Cuando Rusia perdía la Guerra de Crimea

Conflicto central del siglo XIX, la Guerra de Crimea, de envergadura europea, presenta más de una paradoja. La primera de ellas reside en las huellas dejadas por el conflicto: tanto en Francia como en el Reino Unido, los nombres Malakoff, Alma, Crimea, Sebastopol o incluso Inkerman o Balaklava inscribieron su gloriosa memoria en monumentos, en nombres de calles de más de una ciudad, en la literatura y el cine (como es el caso de la heroica y desastrosa carga de la Brigada Ligera) y se preservó el recuerdo de figuras conocidas –como Canrobert, Mac Mahon, Lord Raglan, Florence Nightingale– o desconocidas –como “el” zuavo del puente del Alma–. Sin embargo, esta guerra fue poco a poco olvidada por las sociedades y los Estados occidentales que la ganaron en apoyo al Imperio Otomano. Por el contrario, Rusia y los rusos, a pesar de haber sido vencidos, conservaron de ella un recuerdo vibrante, encarnado en textos literarios (como los Relatos de Sebastopol de Tolstoi), objetos y monumentos funerarios erigidos a los héroes a la altura de los traumas sufridos.

Las raíces del conflicto
El conflicto, que pasó a la posteridad bajo el nombre de “Guerra de Crimea”, no se limitó a la península. Se desarrolló en un espacio mucho más amplio, en el Cáucaso, en Asia, pero también en el Mar Blanco y ¡hasta en las Islas Solovetski! Otra paradoja: si bien fue extremadamente mortífero (cerca de 800.000 muertos), solo una minoría (240.000) de los hombres movilizados murió en combate mientras que la mayor parte fue víctima del tifus, del cólera, de la disentería o incluso del escorbuto. Fue un conflicto “moderno”: el primero de la historia europea en ser fotografiado por profesionales; en ser cubierto por reporteros de guerra; en hacer uso del telégrafo; en emplear buques a vapor; en usar nuevas armas devastadoras como los fusiles con cañón de ánima rayada; en recurrir a hospitales de campaña en los que se contaban numerosas mujeres, enfermeras (religiosas o laicas), y en hacer uso, con el cirujano Nikolai Pirogov, del éter como anestesia en el campo de batalla. Pero también fue un conflicto tradicional, con sus luchas cuerpo a cuerpo con bayonetas (como en la ocupación de la fortificación de Malakoff), sus interminables operaciones de asedio (Balaklava, Kars, Sebastopol), sus trincheras embarradas y sus epidemias. Este conflicto de dimensión geopolítica y religiosa, no enfrentó a Estados cristianos con un Estado musulmán, sino que, de forma más inédita, enfrentó a una coalición de Estados cristianos que socorrieron al Imperio Otomano con un Imperio Ruso ortodoxo. Por último, si bien movilizó, a través de la gran prensa, a la opinión pública como ningún otro conflicto previo, suscitando campañas de apoyo financiero a los combatientes, escritos xenófobos de gran violencia, un sentimiento visceralmente anti-europeo en Rusia, pero también textos pacifistas (así, desde su exilio, Victor Hugo escribió uno de los primeros panfletos antimilitaristas de la historia europeas), culminó clásicamente en marzo de 1856 a través de la firma de un tratado internacional firmado en París.

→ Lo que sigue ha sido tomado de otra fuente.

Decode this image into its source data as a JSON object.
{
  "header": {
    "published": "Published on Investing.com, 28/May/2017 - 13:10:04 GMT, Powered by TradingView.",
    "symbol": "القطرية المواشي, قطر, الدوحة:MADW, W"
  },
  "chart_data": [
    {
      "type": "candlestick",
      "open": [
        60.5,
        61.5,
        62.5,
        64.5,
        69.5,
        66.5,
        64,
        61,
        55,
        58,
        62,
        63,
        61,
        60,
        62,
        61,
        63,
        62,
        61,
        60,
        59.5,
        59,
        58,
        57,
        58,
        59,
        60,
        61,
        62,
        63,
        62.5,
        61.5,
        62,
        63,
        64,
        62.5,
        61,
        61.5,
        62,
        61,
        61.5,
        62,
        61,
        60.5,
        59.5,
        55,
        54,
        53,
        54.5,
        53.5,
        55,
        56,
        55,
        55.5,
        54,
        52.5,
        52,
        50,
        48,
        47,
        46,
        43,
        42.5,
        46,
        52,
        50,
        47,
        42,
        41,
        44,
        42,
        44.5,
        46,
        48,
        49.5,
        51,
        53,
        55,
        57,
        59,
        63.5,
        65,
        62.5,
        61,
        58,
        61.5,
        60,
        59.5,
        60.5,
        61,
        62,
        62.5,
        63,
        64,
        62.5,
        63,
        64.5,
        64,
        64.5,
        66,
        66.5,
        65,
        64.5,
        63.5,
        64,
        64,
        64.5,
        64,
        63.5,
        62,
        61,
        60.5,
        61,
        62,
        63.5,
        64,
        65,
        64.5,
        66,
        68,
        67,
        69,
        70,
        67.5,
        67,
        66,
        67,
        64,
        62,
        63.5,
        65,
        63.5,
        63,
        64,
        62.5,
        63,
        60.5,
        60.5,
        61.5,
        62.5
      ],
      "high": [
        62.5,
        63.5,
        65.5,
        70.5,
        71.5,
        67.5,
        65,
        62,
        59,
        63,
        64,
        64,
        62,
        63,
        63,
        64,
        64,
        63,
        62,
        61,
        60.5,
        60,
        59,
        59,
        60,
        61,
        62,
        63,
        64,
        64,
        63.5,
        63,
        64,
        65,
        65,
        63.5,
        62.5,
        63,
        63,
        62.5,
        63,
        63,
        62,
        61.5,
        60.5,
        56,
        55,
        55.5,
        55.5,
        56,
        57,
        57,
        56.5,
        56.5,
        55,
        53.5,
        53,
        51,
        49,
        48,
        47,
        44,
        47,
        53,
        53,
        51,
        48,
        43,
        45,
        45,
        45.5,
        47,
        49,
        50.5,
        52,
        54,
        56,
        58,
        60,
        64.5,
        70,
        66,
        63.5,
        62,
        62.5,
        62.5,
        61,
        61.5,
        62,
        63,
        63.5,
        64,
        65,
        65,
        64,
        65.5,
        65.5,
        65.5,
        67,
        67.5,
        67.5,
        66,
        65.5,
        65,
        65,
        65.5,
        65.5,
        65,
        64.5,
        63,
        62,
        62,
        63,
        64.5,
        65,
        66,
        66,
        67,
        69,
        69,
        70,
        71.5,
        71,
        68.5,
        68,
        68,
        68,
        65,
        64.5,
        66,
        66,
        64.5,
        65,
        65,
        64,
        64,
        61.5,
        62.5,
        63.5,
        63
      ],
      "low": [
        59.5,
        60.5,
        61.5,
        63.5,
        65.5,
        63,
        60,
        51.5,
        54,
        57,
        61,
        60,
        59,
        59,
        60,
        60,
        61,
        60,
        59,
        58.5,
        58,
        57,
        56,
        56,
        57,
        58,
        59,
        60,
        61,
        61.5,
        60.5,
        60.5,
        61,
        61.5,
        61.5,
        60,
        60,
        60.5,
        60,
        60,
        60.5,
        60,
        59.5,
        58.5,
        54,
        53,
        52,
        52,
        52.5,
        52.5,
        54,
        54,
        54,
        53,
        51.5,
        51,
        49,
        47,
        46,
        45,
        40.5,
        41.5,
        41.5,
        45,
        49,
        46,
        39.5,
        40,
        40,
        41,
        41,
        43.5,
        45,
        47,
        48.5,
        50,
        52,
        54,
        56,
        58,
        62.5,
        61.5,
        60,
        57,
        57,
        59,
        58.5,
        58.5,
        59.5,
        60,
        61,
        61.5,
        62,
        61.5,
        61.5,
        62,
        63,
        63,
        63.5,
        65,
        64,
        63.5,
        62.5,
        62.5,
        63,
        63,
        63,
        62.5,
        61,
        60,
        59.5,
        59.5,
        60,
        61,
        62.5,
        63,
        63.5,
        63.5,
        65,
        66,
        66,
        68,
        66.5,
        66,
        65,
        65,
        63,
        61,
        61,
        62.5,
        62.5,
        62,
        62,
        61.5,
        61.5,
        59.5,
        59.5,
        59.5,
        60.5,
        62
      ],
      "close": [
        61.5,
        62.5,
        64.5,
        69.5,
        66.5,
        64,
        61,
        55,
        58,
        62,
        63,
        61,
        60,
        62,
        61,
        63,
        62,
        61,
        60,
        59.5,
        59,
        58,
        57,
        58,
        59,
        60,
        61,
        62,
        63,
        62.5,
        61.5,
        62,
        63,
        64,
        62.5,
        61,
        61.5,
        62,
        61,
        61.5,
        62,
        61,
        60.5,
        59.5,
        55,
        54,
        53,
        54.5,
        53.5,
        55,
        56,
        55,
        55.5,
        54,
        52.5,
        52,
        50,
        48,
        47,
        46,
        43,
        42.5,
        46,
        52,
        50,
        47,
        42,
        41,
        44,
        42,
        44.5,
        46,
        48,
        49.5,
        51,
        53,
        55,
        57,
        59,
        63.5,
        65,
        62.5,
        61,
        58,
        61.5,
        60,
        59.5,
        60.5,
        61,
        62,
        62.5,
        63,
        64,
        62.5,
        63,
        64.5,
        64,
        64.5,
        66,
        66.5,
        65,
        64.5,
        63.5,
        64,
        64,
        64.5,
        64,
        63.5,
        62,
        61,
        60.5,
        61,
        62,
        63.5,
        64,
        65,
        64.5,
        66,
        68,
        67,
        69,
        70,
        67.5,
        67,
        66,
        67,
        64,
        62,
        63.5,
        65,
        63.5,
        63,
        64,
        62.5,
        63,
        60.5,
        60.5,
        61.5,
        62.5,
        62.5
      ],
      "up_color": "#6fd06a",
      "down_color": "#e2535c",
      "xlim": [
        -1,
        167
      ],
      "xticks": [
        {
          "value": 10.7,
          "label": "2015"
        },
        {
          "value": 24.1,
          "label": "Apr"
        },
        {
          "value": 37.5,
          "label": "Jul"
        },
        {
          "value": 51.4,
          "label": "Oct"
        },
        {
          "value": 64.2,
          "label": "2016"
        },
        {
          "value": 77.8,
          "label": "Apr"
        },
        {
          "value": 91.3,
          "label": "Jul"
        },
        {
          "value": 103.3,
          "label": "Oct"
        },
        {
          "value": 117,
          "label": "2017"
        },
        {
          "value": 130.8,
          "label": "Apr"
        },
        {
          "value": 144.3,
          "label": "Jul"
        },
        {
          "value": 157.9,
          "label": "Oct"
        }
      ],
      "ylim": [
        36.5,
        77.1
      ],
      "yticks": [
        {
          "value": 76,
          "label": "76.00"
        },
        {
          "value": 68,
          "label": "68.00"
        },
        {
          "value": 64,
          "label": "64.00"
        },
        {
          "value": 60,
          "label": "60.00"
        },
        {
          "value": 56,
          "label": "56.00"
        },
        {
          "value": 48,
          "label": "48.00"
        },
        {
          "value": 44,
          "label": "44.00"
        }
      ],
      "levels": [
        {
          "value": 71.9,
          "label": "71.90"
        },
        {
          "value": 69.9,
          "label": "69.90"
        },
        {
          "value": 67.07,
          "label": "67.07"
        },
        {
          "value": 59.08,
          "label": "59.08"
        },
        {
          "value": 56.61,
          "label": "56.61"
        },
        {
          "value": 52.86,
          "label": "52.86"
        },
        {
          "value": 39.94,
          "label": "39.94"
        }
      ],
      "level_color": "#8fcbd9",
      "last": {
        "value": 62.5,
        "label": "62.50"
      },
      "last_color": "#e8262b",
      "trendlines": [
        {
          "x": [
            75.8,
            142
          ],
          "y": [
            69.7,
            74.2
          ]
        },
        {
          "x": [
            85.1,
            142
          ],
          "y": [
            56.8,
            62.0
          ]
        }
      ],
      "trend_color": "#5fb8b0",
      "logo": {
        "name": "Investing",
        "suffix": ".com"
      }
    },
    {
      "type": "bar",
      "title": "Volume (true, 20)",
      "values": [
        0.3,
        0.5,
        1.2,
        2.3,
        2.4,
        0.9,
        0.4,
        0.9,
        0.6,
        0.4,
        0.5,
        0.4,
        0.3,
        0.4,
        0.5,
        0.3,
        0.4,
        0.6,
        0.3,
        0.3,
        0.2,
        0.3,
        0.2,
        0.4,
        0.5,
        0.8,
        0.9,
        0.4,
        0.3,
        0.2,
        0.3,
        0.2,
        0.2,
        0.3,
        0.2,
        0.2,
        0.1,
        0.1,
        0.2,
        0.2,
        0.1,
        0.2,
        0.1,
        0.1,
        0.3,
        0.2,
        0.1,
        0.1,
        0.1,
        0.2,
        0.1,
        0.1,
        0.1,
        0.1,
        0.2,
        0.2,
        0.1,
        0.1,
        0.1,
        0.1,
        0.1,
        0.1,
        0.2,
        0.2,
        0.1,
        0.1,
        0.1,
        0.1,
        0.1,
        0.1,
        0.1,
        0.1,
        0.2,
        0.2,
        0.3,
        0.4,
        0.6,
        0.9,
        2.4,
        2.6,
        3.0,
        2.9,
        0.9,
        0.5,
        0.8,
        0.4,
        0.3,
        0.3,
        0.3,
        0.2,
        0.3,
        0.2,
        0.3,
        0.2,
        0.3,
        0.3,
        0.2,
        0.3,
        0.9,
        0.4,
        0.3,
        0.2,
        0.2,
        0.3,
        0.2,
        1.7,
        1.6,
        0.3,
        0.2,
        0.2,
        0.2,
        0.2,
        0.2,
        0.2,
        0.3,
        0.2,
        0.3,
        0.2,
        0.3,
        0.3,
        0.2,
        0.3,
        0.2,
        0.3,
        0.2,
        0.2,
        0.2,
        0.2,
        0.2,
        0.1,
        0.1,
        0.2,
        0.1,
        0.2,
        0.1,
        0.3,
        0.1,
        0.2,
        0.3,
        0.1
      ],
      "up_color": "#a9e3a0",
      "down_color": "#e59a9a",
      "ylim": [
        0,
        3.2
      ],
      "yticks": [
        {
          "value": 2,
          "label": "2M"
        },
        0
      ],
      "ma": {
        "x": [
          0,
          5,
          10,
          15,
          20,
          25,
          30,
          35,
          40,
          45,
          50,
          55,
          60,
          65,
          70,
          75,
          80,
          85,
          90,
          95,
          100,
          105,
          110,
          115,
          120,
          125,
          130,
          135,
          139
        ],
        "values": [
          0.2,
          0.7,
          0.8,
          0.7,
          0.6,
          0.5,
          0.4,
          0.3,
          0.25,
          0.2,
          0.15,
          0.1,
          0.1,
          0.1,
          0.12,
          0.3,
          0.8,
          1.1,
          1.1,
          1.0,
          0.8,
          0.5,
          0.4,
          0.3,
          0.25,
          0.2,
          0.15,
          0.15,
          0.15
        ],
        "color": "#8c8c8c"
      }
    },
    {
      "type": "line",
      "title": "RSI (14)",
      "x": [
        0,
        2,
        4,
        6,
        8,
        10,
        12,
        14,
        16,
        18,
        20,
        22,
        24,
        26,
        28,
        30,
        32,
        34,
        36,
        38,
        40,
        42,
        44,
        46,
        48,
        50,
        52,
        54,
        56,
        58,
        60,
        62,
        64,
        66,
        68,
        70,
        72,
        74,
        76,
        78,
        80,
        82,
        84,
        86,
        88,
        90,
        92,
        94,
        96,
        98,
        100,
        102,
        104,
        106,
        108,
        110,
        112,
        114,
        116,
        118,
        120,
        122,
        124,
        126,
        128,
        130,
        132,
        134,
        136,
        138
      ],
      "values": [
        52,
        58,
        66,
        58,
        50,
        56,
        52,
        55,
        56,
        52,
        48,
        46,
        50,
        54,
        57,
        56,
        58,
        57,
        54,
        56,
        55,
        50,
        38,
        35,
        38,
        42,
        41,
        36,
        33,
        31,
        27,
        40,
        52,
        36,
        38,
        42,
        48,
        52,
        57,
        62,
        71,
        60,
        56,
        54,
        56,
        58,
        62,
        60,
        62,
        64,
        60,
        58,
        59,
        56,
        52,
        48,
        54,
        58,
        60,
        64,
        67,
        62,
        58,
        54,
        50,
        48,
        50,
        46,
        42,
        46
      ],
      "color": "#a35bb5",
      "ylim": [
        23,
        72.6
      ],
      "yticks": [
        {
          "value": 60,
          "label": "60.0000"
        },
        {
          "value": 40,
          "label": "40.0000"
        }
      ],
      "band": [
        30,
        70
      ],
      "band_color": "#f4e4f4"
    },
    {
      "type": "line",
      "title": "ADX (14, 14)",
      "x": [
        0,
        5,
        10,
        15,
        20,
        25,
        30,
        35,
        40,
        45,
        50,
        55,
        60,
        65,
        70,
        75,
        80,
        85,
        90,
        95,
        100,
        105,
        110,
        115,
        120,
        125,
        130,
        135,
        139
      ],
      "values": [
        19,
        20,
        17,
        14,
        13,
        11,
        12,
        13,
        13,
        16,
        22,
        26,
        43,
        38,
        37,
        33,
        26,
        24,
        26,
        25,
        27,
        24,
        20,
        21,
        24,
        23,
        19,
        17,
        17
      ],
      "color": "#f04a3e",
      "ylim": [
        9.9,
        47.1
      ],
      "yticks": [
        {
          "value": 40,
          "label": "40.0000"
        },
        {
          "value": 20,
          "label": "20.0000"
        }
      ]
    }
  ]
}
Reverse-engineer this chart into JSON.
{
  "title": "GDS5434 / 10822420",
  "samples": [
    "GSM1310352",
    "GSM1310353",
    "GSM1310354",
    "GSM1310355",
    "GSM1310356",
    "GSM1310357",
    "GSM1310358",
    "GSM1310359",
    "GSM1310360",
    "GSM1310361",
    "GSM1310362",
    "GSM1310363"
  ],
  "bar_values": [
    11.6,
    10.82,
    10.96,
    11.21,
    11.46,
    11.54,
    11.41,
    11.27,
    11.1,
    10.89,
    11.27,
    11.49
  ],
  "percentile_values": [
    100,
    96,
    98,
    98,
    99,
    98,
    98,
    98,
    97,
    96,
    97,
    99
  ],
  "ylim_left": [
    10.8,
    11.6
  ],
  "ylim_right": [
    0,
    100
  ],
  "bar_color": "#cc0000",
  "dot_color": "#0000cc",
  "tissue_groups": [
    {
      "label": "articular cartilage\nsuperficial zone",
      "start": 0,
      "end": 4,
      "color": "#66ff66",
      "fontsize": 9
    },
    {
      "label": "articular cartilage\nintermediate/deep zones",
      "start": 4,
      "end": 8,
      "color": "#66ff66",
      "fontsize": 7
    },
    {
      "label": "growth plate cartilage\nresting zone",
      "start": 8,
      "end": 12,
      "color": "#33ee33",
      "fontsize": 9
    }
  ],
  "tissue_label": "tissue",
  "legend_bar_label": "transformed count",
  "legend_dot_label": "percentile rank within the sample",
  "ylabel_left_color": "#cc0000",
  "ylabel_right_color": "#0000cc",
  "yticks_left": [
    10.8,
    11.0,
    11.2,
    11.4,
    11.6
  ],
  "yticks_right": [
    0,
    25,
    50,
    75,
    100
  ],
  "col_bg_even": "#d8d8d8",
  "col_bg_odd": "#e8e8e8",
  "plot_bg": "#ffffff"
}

El conflicto tiene sus raíces en una doble rivalidad, geopolítica y religiosa. En los orígenes del conflicto se sitúan, por un lado, la cuestión del futuro del Imperio Otomano y de las prerrogativas que el Imperio Ruso se atribuyó a expensas de éste, y, por otro, la cuestión de los Santos Lugares, objeto de rivalidades entre cristianos.

A partir de la firma del Tratado ruso-turco de Küçük-Kaynarca, firmado por Catalina II en 1774, el cual le concedió un derecho de supervisión sobre el destino de los cristianos ortodoxos súbditos de la Sublime Puerta (el Imperio Otomano), la Rusia de los zares aprovechó para inmiscuirse en sus asuntos y, desde fines del siglo XVIII, no dejó de reivindicar derechos específicos sobre el Mar Negro y sobre los Estrechos de los Dardanelos y del Bósforo así como de avanzar en los Balcanes. Con el reinado de Nicolás I iniciado en 1825, estos objetivos se ampliaron y el control de los estrechos (“las llaves de la casa” dirá el zar) se convirtió en un objetivo central de la diplomacia rusa. Efectivamente, mientras que el Imperio Otomano en crisis pasaba por “el hombre enfermo de Europa” y que su estado avivaba los apetitos territoriales de las potencias vecinas, para San Petersburgo se trataba de impedir cualquier reparto que no sea en beneficio suyo y de posicionarse como protector privilegiado de Turquía. Esta política, ofensiva, no tardó en desembocar en una serie de tratados bilaterales ventajosos para Rusia, como el Tratado de Adrianópolis, firmado en septiembre de 1829, y más aun, el de Unkiar Skelessi, firmado en julio de 1833, el cual prohibió al Imperio Otomano dejar entrar buques extranjeros a los Dardanelos en caso de guerra contra Rusia. Esta disposición, que convertía de facto al Mar Negro en un “lago (...)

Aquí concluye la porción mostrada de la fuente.